Possible issue with conv transpose (very slow)

Hello. I am pushing a U-Net like model through TVM, after looking online at the impressive benchmarks on the TVM webpage.

I think I am experiencing something similar to [NNVM] conv2d_transpose is particularly slow, though I’m not sure. This is the network I create in pytorch and export to ONNX:

net = nn.Sequential(nn.ConvTranspose2d(in_channels=128, out_channels=128, kernel_size=2, stride=2),
                    nn.ReLU(),
                    nn.ConvTranspose2d(in_channels=128, out_channels=128, kernel_size=2, stride=2),
                    nn.ReLU(),
                    nn.ConvTranspose2d(in_channels=128, out_channels=64, kernel_size=2, stride=2))

Which takes 0.44 seconds in average to compute in pytorch.

When I want to optimize this model in TVM with

target = 'llvm -mcpu=core-avx2'

onnx_model = onnx.load('nodilation.onnx')

input_name = 'input'
input_shape = (1, 128, 128, 128)
shape_dict = {input_name: input_shape}

net, params = relay.frontend.from_onnx(onnx_model, shape_dict)

tasks = autotvm.task.extract_from_program(net, target=target,
                                          params=params, ops=(relay.op.nn.conv2d, relay.op.nn.conv2d_transpose))

I see that tasks[0].workload is None and I am not able to optimize the up-convolutions, which results in a very very slow model (50 seconds per call).

I am new to TVM, so my questions are:

  1. Am I doing something wrong, and if so how can I fix it?
  2. If it has to do with TVM’s support for transposed convs, are you planning to support this soon? How can I help?

Thanks!
Carlos

It looks like our x86 backend doesn’t have a schedule for conv transpose. So it is likely that you are using very slow default schedule (single thread, no vectorization).

Unless you have a good reason to use conv transpose, I recommend using upsampling op instead.

Thanks, that would explain it. We have to check if we can replace the conv transpose operation by upsampling and convolution.

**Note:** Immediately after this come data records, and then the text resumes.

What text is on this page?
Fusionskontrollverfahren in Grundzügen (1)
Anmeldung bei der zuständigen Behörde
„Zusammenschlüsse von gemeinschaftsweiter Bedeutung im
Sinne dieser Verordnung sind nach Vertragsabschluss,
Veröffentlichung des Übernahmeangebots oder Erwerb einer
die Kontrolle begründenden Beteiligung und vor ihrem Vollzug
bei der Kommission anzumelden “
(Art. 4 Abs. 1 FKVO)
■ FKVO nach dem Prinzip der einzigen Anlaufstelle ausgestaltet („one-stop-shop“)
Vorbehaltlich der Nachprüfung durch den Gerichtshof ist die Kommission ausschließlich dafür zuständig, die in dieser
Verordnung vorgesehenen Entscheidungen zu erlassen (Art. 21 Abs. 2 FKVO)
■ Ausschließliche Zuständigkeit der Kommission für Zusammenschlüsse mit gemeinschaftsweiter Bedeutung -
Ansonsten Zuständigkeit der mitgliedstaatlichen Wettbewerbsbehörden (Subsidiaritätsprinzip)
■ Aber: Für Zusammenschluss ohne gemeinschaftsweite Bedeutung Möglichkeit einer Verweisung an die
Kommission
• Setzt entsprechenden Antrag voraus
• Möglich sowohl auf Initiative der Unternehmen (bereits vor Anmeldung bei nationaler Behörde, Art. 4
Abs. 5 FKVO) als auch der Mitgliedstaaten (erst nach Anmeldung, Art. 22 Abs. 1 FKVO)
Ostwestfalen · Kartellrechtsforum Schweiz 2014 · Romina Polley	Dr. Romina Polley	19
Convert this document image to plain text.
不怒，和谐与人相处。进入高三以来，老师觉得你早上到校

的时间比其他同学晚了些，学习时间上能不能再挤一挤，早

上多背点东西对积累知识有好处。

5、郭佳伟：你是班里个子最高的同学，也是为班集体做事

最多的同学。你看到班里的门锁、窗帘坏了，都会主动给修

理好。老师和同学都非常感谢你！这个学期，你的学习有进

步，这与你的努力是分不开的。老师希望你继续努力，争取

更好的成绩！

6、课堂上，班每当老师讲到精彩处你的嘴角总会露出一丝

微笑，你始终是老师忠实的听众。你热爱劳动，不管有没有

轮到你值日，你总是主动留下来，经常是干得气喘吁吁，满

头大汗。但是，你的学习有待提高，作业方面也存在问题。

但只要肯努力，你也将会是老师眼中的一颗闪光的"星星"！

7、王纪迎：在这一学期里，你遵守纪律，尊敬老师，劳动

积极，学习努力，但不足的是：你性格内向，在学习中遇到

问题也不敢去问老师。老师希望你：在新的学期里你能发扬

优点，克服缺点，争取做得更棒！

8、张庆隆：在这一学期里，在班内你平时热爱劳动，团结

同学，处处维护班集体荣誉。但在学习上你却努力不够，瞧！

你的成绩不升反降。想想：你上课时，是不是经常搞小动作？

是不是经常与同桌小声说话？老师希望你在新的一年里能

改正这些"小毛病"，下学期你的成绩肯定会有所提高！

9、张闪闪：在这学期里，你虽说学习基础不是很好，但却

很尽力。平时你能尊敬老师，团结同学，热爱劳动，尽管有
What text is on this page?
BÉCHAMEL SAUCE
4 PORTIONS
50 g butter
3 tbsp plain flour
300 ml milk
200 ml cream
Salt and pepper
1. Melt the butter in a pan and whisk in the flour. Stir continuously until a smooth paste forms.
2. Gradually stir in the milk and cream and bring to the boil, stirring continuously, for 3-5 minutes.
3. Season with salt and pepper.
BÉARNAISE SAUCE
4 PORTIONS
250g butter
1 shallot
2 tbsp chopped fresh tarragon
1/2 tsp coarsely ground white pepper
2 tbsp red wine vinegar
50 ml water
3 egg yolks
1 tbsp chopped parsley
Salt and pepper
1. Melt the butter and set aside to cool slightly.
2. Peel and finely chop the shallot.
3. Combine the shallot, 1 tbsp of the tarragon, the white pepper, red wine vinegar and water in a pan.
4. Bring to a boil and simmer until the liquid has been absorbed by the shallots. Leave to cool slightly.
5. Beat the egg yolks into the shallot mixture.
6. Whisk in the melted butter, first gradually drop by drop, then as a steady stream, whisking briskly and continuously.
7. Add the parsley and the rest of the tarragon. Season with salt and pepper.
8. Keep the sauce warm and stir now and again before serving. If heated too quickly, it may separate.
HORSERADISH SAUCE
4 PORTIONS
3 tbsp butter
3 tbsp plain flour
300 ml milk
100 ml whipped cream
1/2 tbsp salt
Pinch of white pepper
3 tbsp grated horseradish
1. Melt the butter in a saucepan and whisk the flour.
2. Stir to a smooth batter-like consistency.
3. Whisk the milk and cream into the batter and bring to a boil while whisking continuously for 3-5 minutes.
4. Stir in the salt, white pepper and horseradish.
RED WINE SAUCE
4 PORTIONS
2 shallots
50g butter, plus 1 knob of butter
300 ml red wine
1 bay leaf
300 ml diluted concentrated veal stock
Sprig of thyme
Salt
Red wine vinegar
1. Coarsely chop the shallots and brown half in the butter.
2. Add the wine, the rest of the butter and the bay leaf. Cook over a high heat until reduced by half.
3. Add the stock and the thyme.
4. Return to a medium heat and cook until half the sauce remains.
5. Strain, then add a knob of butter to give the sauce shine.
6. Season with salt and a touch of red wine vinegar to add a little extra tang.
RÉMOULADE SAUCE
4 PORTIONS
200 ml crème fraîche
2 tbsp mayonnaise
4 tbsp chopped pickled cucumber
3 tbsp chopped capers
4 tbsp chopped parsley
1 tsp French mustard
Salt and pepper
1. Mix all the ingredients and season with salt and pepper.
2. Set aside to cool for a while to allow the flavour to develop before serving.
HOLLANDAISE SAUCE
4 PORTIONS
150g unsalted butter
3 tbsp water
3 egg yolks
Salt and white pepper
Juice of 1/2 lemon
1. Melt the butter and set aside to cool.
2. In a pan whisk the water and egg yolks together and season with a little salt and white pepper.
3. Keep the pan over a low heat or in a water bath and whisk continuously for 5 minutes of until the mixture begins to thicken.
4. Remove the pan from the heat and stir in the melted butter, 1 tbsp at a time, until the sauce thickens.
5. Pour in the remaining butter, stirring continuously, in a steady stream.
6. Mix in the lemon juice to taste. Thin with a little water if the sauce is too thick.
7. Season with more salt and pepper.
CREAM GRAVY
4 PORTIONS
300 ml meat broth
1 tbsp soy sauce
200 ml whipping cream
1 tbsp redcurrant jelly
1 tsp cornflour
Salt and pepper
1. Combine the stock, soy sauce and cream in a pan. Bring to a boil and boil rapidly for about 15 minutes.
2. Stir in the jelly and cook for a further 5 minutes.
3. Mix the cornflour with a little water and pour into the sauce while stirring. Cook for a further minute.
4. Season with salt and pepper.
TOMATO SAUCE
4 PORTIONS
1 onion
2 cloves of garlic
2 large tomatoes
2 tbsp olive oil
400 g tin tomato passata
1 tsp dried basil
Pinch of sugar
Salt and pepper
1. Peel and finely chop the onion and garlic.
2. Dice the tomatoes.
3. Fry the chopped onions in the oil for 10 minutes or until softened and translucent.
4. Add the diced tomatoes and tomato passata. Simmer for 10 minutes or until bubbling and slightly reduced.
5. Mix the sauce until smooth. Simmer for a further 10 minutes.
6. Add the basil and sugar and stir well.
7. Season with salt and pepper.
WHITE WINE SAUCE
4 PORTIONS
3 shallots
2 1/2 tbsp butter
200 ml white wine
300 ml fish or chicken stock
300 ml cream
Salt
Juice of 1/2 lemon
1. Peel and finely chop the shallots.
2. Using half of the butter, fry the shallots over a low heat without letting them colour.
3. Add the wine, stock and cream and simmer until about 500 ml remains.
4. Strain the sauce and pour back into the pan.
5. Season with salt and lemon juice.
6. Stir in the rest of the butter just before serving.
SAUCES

I also realized that I cannot optimize dilated convolutions for CPU. Namely:

net = nn.Sequential(nn.Conv2d(in_channels=128, out_channels=128, kernel_size=2, dilation=(2, 2)),
                    nn.ReLU(),
                    nn.Conv2d(in_channels=128, out_channels=128, kernel_size=2, dilation=(2, 2)),
                    nn.ReLU(),
                    nn.Conv2d(in_channels=128, out_channels=64, kernel_size=2, dilation=(2,2)))

I am getting the following error:

Traceback (most recent call last):
  File "tuning.py", line 134, in <module>
    tune_and_evaluate(tuning_option)
  File "tuning.py", line 108, in tune_and_evaluate
    tune_kernels(tasks, **tuning_opt)
  File "tuning.py", line 76, in tune_kernels
    target=target, template_key='direct')
  File "/usr/tvm/python/tvm/autotvm/task/task.py", line 175, in create
    sch, _ = func(*args)
  File "/usr/tvm/topi/python/topi/x86/conv2d.py", line 279, in _topi_nn_conv2d_NCHWc
    data_layout, out_layout, dtype)
  File "/usr/tvm/topi/python/topi/x86/conv2d.py", line 372, in _declaration_conv_NCHWc
    assert (dh, dw) == (1, 1), "Does not support dilation"

Is this also something known and that we have no workaround for now? We are using dilated filters to achieve larger receptive fields.

if you are compiling under opt_level = 3, which turns on NCHWc convolution, then yes, it seems NCHWc conv op doesn’t support dilation. If opt_level = 2, dilated convolution should work, but I don’t expect it to be fast.

Please understand that people are focusing on Imagenet models, so anything that falls outside of them have limited support at the moment. But it is your chance to contribute :wink: that’s how I ended up adding support for upsampling op etc.

Thanks, that explains what I’m observing.
I’d like to contribute, though right now it may not be the best time.

Can you recommend a PR to look at to find out how to implement support for operations such as dilated conv or conv transpose? I’m still very new to the internals of TVM

I think arm_cpu’s implementation you could refer. https://github.com/dmlc/tvm/tree/master/topi/python/topi/arm_cpu

This seems to be a good item to call for better community support https://github.com/dmlc/tvm/issues/2658

Yeah, @yzhliu and I have also seen this before. For configuration like in_channel=256, out_channel=64, in_height=256, in_width=256, it takes several minutes.